Lerninhalte erarbeiten, anwenden, vertiefen – das ist längst auch auf digitalem Weg möglich. Mehr und mehr Lern-Apps drängen auf den Markt, die auf spielerische Weise zum Üben anregen sollen. Jedoch nicht immer können sie den Qualitätskriterien standhalten. „Eine Lern-App ist gut, wenn sie dabei unterstützt, eigenständig, selbstbestimmt und im Idealfall interessensgeleitet lernen zu können“, sagt Franz Gramlinger. Er ist in der Bildungsagentur OeAD hauptverantwortlich für die Lern-App-Zertifizierungen. Das entwickelte Gütesiegel soll Lehrkräften und Eltern einen Überblick über pädagogisch wertvolle, innovative Anwendungen geben. Mittlerweile sind 66 Lern-Apps zertifiziert. Um in das Verfahren zu gelangen, müssen die Apps der DSGVO entsprechen und dürfen keine Werbung enthalten. Nachschlagewerke oder Wörterbücher sind nicht zugelassen. Evaluiert werden die Apps durch geschulte Lehrpersonen, die sie mit ihren Schülern ausprobieren und sie anhand pädagogisch-didaktischer Kriterien, Funktionalität, medialer Gestaltung, Lernenden-Orientierung und der Rolle der Lehrperson bewerten. Zusätzlich geben die Schüler qualitatives Feedback.

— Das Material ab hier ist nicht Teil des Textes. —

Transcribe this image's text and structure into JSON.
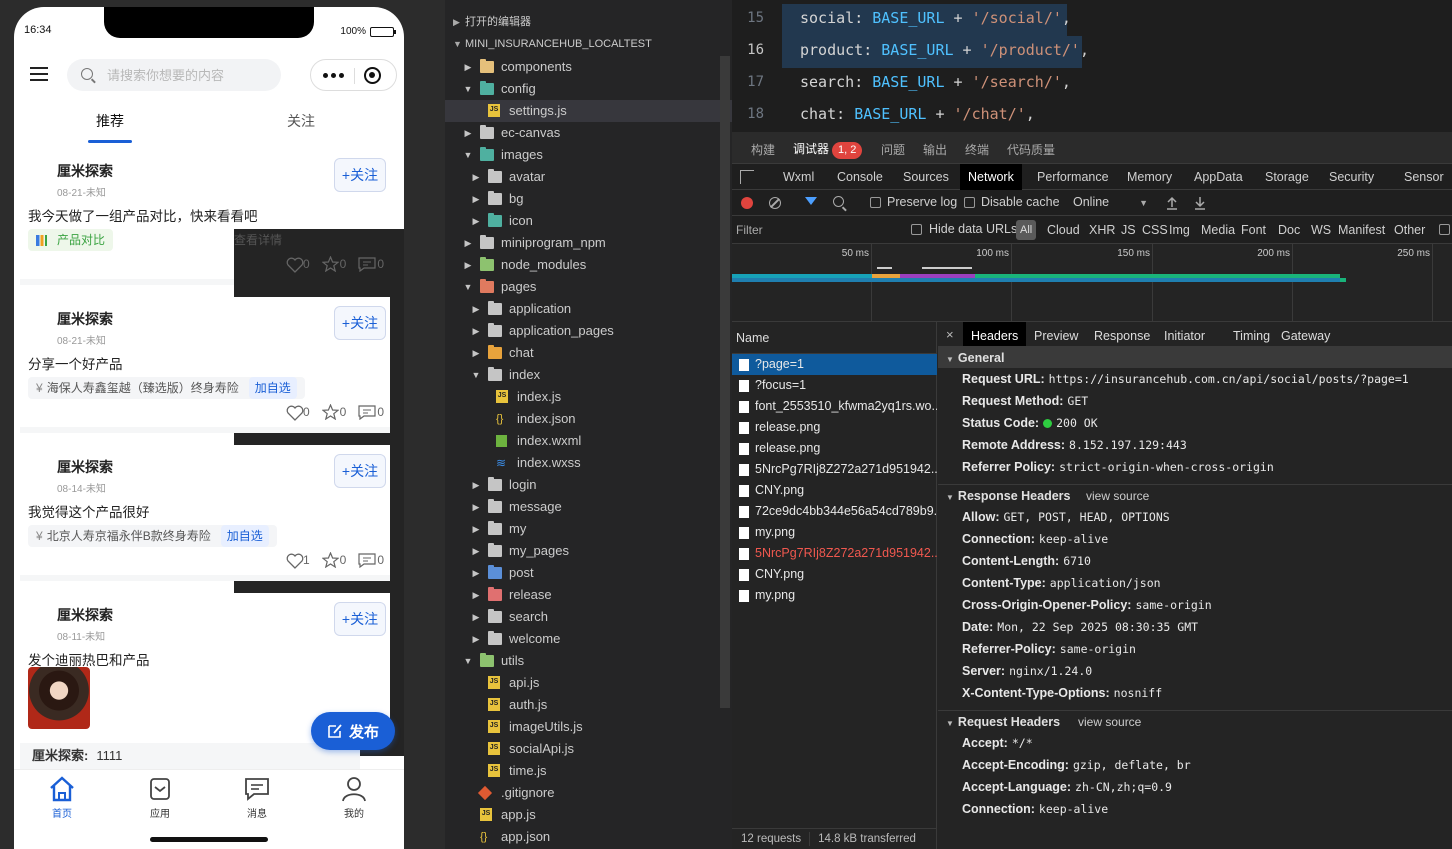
{
  "phone": {
    "time": "16:34",
    "battery": "100%",
    "battery_level": 1.0,
    "search_placeholder": "请搜索你想要的内容",
    "tabs": [
      "推荐",
      "关注"
    ],
    "follow_label": "+关注",
    "posts": [
      {
        "author": "厘米探索",
        "date": "08-21-未知",
        "text": "我今天做了一组产品对比，快来看看吧",
        "tag": "产品对比",
        "tag_action": "查看详情",
        "likes": "0",
        "stars": "0",
        "comments": "0"
      },
      {
        "author": "厘米探索",
        "date": "08-21-未知",
        "text": "分享一个好产品",
        "tag": "海保人寿鑫玺越（臻选版）终身寿险",
        "tag_action": "加自选",
        "likes": "0",
        "stars": "0",
        "comments": "0"
      },
      {
        "author": "厘米探索",
        "date": "08-14-未知",
        "text": "我觉得这个产品很好",
        "tag": "北京人寿京福永伴B款终身寿险",
        "tag_action": "加自选",
        "likes": "1",
        "stars": "0",
        "comments": "0"
      },
      {
        "author": "厘米探索",
        "date": "08-11-未知",
        "text": "发个迪丽热巴和产品"
      }
    ],
    "yen_symbol": "¥",
    "comment_preview": {
      "who": "厘米探索:",
      "text": "1111"
    },
    "publish_label": "发布",
    "nav": [
      "首页",
      "应用",
      "消息",
      "我的"
    ]
  },
  "explorer": {
    "open_editors": "打开的编辑器",
    "project": "MINI_INSURANCEHUB_LOCALTEST",
    "items": [
      {
        "label": "components",
        "depth": 1,
        "icon": "folder-y",
        "open": false
      },
      {
        "label": "config",
        "depth": 1,
        "icon": "folder-t",
        "open": true
      },
      {
        "label": "settings.js",
        "depth": 2,
        "icon": "js",
        "selected": true
      },
      {
        "label": "ec-canvas",
        "depth": 1,
        "icon": "folder",
        "open": false
      },
      {
        "label": "images",
        "depth": 1,
        "icon": "folder-t",
        "open": true
      },
      {
        "label": "avatar",
        "depth": 2,
        "icon": "folder",
        "open": false
      },
      {
        "label": "bg",
        "depth": 2,
        "icon": "folder",
        "open": false
      },
      {
        "label": "icon",
        "depth": 2,
        "icon": "folder-t",
        "open": false
      },
      {
        "label": "miniprogram_npm",
        "depth": 1,
        "icon": "folder",
        "open": false
      },
      {
        "label": "node_modules",
        "depth": 1,
        "icon": "folder-g",
        "open": false
      },
      {
        "label": "pages",
        "depth": 1,
        "icon": "folder-r",
        "open": true
      },
      {
        "label": "application",
        "depth": 2,
        "icon": "folder",
        "open": false
      },
      {
        "label": "application_pages",
        "depth": 2,
        "icon": "folder",
        "open": false
      },
      {
        "label": "chat",
        "depth": 2,
        "icon": "folder-o",
        "open": false
      },
      {
        "label": "index",
        "depth": 2,
        "icon": "folder",
        "open": true
      },
      {
        "label": "index.js",
        "depth": 3,
        "icon": "js"
      },
      {
        "label": "index.json",
        "depth": 3,
        "icon": "json"
      },
      {
        "label": "index.wxml",
        "depth": 3,
        "icon": "wxml"
      },
      {
        "label": "index.wxss",
        "depth": 3,
        "icon": "wxss"
      },
      {
        "label": "login",
        "depth": 2,
        "icon": "folder",
        "open": false
      },
      {
        "label": "message",
        "depth": 2,
        "icon": "folder",
        "open": false
      },
      {
        "label": "my",
        "depth": 2,
        "icon": "folder",
        "open": false
      },
      {
        "label": "my_pages",
        "depth": 2,
        "icon": "folder",
        "open": false
      },
      {
        "label": "post",
        "depth": 2,
        "icon": "folder-b",
        "open": false
      },
      {
        "label": "release",
        "depth": 2,
        "icon": "folder-pk",
        "open": false
      },
      {
        "label": "search",
        "depth": 2,
        "icon": "folder",
        "open": false
      },
      {
        "label": "welcome",
        "depth": 2,
        "icon": "folder",
        "open": false
      },
      {
        "label": "utils",
        "depth": 1,
        "icon": "folder-g",
        "open": true
      },
      {
        "label": "api.js",
        "depth": 2,
        "icon": "js"
      },
      {
        "label": "auth.js",
        "depth": 2,
        "icon": "js"
      },
      {
        "label": "imageUtils.js",
        "depth": 2,
        "icon": "js"
      },
      {
        "label": "socialApi.js",
        "depth": 2,
        "icon": "js"
      },
      {
        "label": "time.js",
        "depth": 2,
        "icon": "js"
      },
      {
        "label": ".gitignore",
        "depth": 1,
        "icon": "git"
      },
      {
        "label": "app.js",
        "depth": 1,
        "icon": "js"
      },
      {
        "label": "app.json",
        "depth": 1,
        "icon": "json"
      }
    ]
  },
  "editor": {
    "lines": [
      {
        "num": "15",
        "key": "social",
        "path": "'/social/'",
        "trail": ","
      },
      {
        "num": "16",
        "key": "product",
        "path": "'/product/'",
        "trail": ",",
        "current": true
      },
      {
        "num": "17",
        "key": "search",
        "path": "'/search/'",
        "trail": ","
      },
      {
        "num": "18",
        "key": "chat",
        "path": "'/chat/'",
        "trail": ","
      }
    ],
    "const_name": "BASE_URL"
  },
  "devtools": {
    "top_tabs": [
      "构建",
      "调试器",
      "问题",
      "输出",
      "终端",
      "代码质量"
    ],
    "errors_badge": "1, 2",
    "panel_tabs": [
      "Wxml",
      "Console",
      "Sources",
      "Network",
      "Performance",
      "Memory",
      "AppData",
      "Storage",
      "Security",
      "Sensor"
    ],
    "preserve_log": "Preserve log",
    "disable_cache": "Disable cache",
    "throttle": "Online",
    "filter_placeholder": "Filter",
    "hide_data_urls": "Hide data URLs",
    "all_chip": "All",
    "types": [
      "Cloud",
      "XHR",
      "JS",
      "CSS",
      "Img",
      "Media",
      "Font",
      "Doc",
      "WS",
      "Manifest",
      "Other"
    ],
    "ticks": [
      "50 ms",
      "100 ms",
      "150 ms",
      "200 ms",
      "250 ms"
    ],
    "name_header": "Name",
    "requests": [
      {
        "name": "?page=1",
        "selected": true
      },
      {
        "name": "?focus=1"
      },
      {
        "name": "font_2553510_kfwma2yq1rs.wo..."
      },
      {
        "name": "release.png"
      },
      {
        "name": "release.png"
      },
      {
        "name": "5NrcPg7RIj8Z272a271d951942..."
      },
      {
        "name": "CNY.png"
      },
      {
        "name": "72ce9dc4bb344e56a54cd789b9..."
      },
      {
        "name": "my.png"
      },
      {
        "name": "5NrcPg7RIj8Z272a271d951942...",
        "error": true
      },
      {
        "name": "CNY.png"
      },
      {
        "name": "my.png"
      }
    ],
    "summary_requests": "12 requests",
    "summary_transferred": "14.8 kB transferred",
    "detail_tabs": [
      "Headers",
      "Preview",
      "Response",
      "Initiator",
      "Timing",
      "Gateway"
    ],
    "close_glyph": "×",
    "general_title": "General",
    "general": [
      {
        "k": "Request URL:",
        "v": "https://insurancehub.com.cn/api/social/posts/?page=1"
      },
      {
        "k": "Request Method:",
        "v": "GET"
      },
      {
        "k": "Status Code:",
        "v": "200 OK",
        "dot": true
      },
      {
        "k": "Remote Address:",
        "v": "8.152.197.129:443"
      },
      {
        "k": "Referrer Policy:",
        "v": "strict-origin-when-cross-origin"
      }
    ],
    "response_title": "Response Headers",
    "view_source": "view source",
    "response": [
      {
        "k": "Allow:",
        "v": "GET, POST, HEAD, OPTIONS"
      },
      {
        "k": "Connection:",
        "v": "keep-alive"
      },
      {
        "k": "Content-Length:",
        "v": "6710"
      },
      {
        "k": "Content-Type:",
        "v": "application/json"
      },
      {
        "k": "Cross-Origin-Opener-Policy:",
        "v": "same-origin"
      },
      {
        "k": "Date:",
        "v": "Mon, 22 Sep 2025 08:30:35 GMT"
      },
      {
        "k": "Referrer-Policy:",
        "v": "same-origin"
      },
      {
        "k": "Server:",
        "v": "nginx/1.24.0"
      },
      {
        "k": "X-Content-Type-Options:",
        "v": "nosniff"
      }
    ],
    "request_title": "Request Headers",
    "request": [
      {
        "k": "Accept:",
        "v": "*/*"
      },
      {
        "k": "Accept-Encoding:",
        "v": "gzip, deflate, br"
      },
      {
        "k": "Accept-Language:",
        "v": "zh-CN,zh;q=0.9"
      },
      {
        "k": "Connection:",
        "v": "keep-alive"
      }
    ]
  },
  "colors": {
    "accent": "#1a5fd6",
    "devtools_selected": "#0f5a9c",
    "error_red": "#e0443e",
    "status_green": "#2ecc40"
  }
}
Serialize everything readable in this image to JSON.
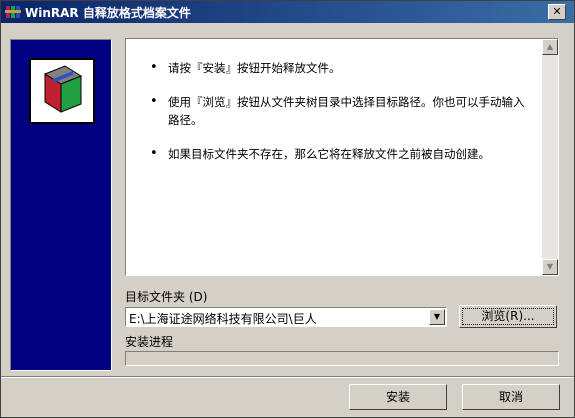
{
  "window": {
    "title": "WinRAR 自释放格式档案文件",
    "close_glyph": "✕"
  },
  "info": {
    "items": [
      "请按『安装』按钮开始释放文件。",
      "使用『浏览』按钮从文件夹树目录中选择目标路径。你也可以手动输入路径。",
      "如果目标文件夹不存在，那么它将在释放文件之前被自动创建。"
    ]
  },
  "dest": {
    "label": "目标文件夹 (D)",
    "path": "E:\\上海证途网络科技有限公司\\巨人",
    "browse_label": "浏览(R)..."
  },
  "progress": {
    "label": "安装进程",
    "value": 0
  },
  "buttons": {
    "install": "安装",
    "cancel": "取消"
  }
}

Für Lernfortschritte braucht es eine enge Begleitung

Lern-Apps seien allerdings keine Selbstläufer, betont Erich Schönbächler vom Zentrum für Lerntechnologie und Innovation am Institut für übergreifende Bildungsschwerpunkte der Pädagogischen Hochschule Wien. Es brauche eine enge Begleitung, damit die Kinder Lernfortschritte machen. Die Qualität lasse sich auch daran festmachen, welche Steuerungselemente Erwachsenen zur Verfügung stehen und inwieweit es möglich ist, Aufgaben zu individualisieren. Künstliche Intelligenz birgt für ihn das Potenzial, vor allem in der Mathematik, Inhalte künftig noch besser an Defizite anzupassen. Er selbst lehrt den Umgang mit Standard-Apps wie Taschenrechner, Textverarbeitung, Foto- und Videokamera oder Audiorecorder. „Für Lehrende und Eltern ist es wichtig zu wissen, wie sie Standardprogramme, die auf jedem digitalen Gerät zur Verfügung stehen, zu einer individualisierten kreativen Umgebung für Lernende adaptieren können. So findet eine intensivere Begleitung durch digitale Medien statt.“

Die Gamifizierung – also die Einbeziehung spielerischer Elemente, die Lernende beim Üben motivieren sollen, etwa wenn sie Münzen für Belohnungseinkäufe sammeln – beobachtet er kritisch. Hier empfiehlt Schönbächler, das Ablenkungsrisiko zu hinterfragen: „Löst man einfach viele Male hintereinander die einfachsten Aufgaben, hat die App ihr Ziel verfehlt.“

Und klar definierte Lernpfade

„Bei guten Lern-Apps gibt es klar definierte Lernziele. Mit dem unmittelbaren Feedback kann man Lernpfade gut gestalten“, sagt Sigrid Schefer-Wenzl, die unter anderem in den Studiengängen Computer Science and Digital Communications an der FH Campus Wien lehrt. Wesentlich ist zudem, wie gut sich junge Nutzer mit der Navigation zurechtfinden und wie klar – oder eben überladen – eine App ist. Die Strukturiertheit der Mathematik sei besonders gut abzubilden. Mit Android Studio und Xcode gibt es Entwicklungsumgebungen mit Guidelines für die Gestaltung. Sprachapps wie Duolingo sprechen via Audio, Video und Spracheingabe unterschiedliche Sinne an.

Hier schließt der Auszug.